Sam, she acknowledged, "uses it all," and has a travel pack and emergency card that goes wherever he goes; there are safe-snack boxes and posters for him in both his morning and afternoon classrooms, said his mother.
"Most parents never give a second thought to sending their child to daycare, school, restaurants or to play at a friend's house. But when you're a parent who has a child with food allergies, all of these routine activities become risks. And it can be tough for daycare workers, other parents, teachers and just about anyone to keep track of what child is allergic to what," she said.

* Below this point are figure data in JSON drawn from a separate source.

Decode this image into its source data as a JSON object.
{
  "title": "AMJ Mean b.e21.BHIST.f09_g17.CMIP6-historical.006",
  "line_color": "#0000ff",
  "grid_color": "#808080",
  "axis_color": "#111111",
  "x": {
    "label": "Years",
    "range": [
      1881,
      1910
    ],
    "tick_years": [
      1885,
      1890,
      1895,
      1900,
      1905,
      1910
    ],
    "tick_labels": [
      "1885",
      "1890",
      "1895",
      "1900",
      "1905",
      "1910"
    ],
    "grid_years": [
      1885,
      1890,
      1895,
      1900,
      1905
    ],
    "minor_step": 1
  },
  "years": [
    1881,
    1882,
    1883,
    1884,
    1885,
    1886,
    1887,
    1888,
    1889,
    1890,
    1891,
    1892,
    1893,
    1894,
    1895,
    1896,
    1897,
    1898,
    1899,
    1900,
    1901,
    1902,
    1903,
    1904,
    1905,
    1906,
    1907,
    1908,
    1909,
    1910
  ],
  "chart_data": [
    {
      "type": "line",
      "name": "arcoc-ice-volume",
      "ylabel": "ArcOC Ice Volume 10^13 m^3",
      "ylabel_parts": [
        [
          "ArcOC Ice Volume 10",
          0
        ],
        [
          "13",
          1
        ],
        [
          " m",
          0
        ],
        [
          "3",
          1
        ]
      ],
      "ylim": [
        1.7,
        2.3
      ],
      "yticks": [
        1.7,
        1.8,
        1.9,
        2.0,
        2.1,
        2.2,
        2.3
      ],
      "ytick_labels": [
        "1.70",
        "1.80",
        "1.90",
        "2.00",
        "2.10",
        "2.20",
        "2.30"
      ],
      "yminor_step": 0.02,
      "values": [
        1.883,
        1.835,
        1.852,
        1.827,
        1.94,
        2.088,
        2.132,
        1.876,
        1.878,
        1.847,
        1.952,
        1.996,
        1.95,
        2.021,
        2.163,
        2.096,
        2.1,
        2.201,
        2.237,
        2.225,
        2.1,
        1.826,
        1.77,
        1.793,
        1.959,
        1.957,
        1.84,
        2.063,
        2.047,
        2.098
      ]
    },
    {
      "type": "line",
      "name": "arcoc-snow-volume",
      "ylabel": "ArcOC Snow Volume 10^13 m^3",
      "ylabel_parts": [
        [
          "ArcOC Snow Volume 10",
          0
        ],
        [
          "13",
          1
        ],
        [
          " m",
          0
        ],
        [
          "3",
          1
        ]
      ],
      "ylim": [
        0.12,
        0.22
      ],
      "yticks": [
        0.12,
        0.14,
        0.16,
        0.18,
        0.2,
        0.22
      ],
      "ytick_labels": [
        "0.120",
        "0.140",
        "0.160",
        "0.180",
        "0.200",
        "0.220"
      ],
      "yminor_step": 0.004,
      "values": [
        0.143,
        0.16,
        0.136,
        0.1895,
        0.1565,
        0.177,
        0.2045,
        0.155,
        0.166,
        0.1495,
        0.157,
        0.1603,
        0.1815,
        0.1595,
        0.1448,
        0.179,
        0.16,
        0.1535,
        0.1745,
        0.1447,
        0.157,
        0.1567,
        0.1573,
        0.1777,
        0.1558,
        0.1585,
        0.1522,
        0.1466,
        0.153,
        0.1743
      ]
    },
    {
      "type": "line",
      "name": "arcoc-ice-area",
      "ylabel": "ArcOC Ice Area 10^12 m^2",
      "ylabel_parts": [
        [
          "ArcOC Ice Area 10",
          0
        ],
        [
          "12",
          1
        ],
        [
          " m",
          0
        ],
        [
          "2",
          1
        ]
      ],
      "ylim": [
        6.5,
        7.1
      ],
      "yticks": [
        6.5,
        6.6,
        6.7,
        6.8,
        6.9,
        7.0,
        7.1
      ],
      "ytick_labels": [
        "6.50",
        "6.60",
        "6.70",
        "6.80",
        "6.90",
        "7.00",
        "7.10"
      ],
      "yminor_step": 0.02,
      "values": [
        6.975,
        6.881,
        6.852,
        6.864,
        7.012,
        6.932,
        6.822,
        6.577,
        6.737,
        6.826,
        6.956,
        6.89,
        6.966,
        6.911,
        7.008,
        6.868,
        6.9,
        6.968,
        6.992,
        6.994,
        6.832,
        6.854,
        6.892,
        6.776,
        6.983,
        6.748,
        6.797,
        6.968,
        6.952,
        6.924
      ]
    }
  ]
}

"The intent was to help parents to identify their kids in a way that would keep them safe in every environment — and to make something cool enough so that kids would want to use them. We're getting incredibly good feedback from parents, and also from places where kids spend a lot of time, such as schools and daycare centers," commented Davison, who has a master's degree in public health from Columbia University and a law degree from Benjamin Cardozo School of Law of Yeshiva University.
"It's very difficult to have zero exposure," she stressed, "to have 100 percent separation from foods that cause allergic reactions that can happen anywhere from two to four hours after exposure, so it's vitally important to have kids tested by an allergist."
She also stressed that because any exposure can be very serious, it's necessary to carry an antidote at all times, one prescribed by a doctor.